La mémoire des peuples est souvent détournée par les dirigeants politiques corrompus et la trahison des élites renégates. L’exemple de l’histoire algérienne est éloquent en l’espèce. Heureusement qu’il existe des hommes qui ont su malgré l’adversité préserver et transmettre l’Histoire. Parmi ceux-là, il y a René Vautier.
Fidèle à son combat contre le nazisme, ce cinéaste Français, malheureusement méconnu du grand public, a rejoint la résistance algérienne contre le colonialisme français dès le début.
Jeune cinéaste, il réalise à la vieille du déclenchement de la guerre de libération algérienne un documentaire sur l’extrême violence de la conquête française de l’Algérie. Le film intitulé L’Algérie, une nation a été censuré et René Vautier a été condamné pour « atteinte à la sûreté intérieure de l’État ».
En 1956, il rejoint les maquis algériens en passant par la Tunisie. Muni de sa caméra, il donnera un visage et la parole aux combattants algériens. Son film, L’Algérie en flammes, a fait connaître la cause algérienne dans le monde entier.
Quand l’Algérie devient indépendante après sept ans de guerre sanglante, René Vautier s’y installe pour poursuivre son récit algérien. Il réalisera Peuple en marche, le premier film de l’Algérie indépendante. Il restera quelques années en Algérie ou il sera un des responsables des cinémas populaires.

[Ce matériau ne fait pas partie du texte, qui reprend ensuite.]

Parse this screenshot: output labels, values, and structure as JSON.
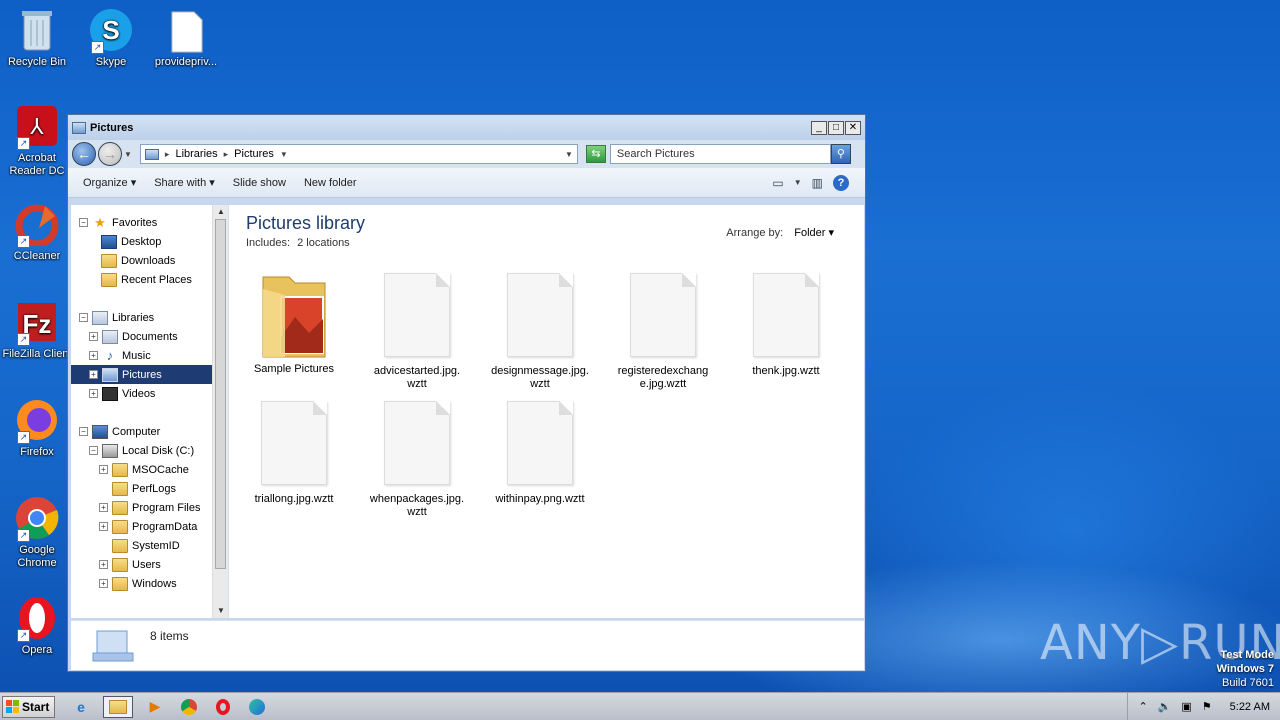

Pour finir son cycle algérien, René Vautier réalisera en 1972 Avoir 20 ans dans les Aurès, un film qui sera primé au Festival de Cannes. Le film raconte l’histoire d’un groupe de jeunes français pacifistes que la guerre d’Algérie transformera en monstres.
Pour écrire le scénario du film, René Vautier a interrogé des dizaines de soldats revenus en chez eux traumatisés par ce qu’ils ont vécu pendant la guerre.
Dix ans après la fin de la guerre d’Algérie, la projection du film dans les salles de cinéma en France a provoqué des troubles à l’ordre public. Un attentat a même eu lieu dans un cinéma parisien. Les nostalgiques de l’Algérie française refusaient toujours que les atrocités de l’armée française soient connues du grand public.
Son engagement anti-colonialiste depuis les années 1950 a valu à René Vautier le titre de cinéaste le plus censuré du cinéma français.
Même en 1997, un homme politique de droite français a voulu interdire la projection du film Avoir 20 ans dans les Aurès, le qualifiant de « provocation et de trahison nationale ». Indéniablement l’œuvre algérienne de René Vautier marquera à jamais la conscience française.
Craignant la disparition des films algériens de René Vautier du patrimoine cinématographique, Les Mutins de Pangée, une coopérative de cinéma française, a édité un coffret DVD de 15 films, dont certains inédits, du réalisateur français.
Olivier Azam, un des animateurs de la coopérative, estime que René Vautier est « le Che Guevara du cinéma français » en raison de son engagement anti-colonialiste et de la cohérence de son œuvre.
Pour lui, René Vautier est un militant doublé d’un artiste à part entière, qui a réalisé ou participé à plus de 180 films toutes catégories confondues.
Avec l’édition de ce coffret contenant huit heures d’images, les cinéphiles, les historiens et les étudiants disposent d’un document essentiel.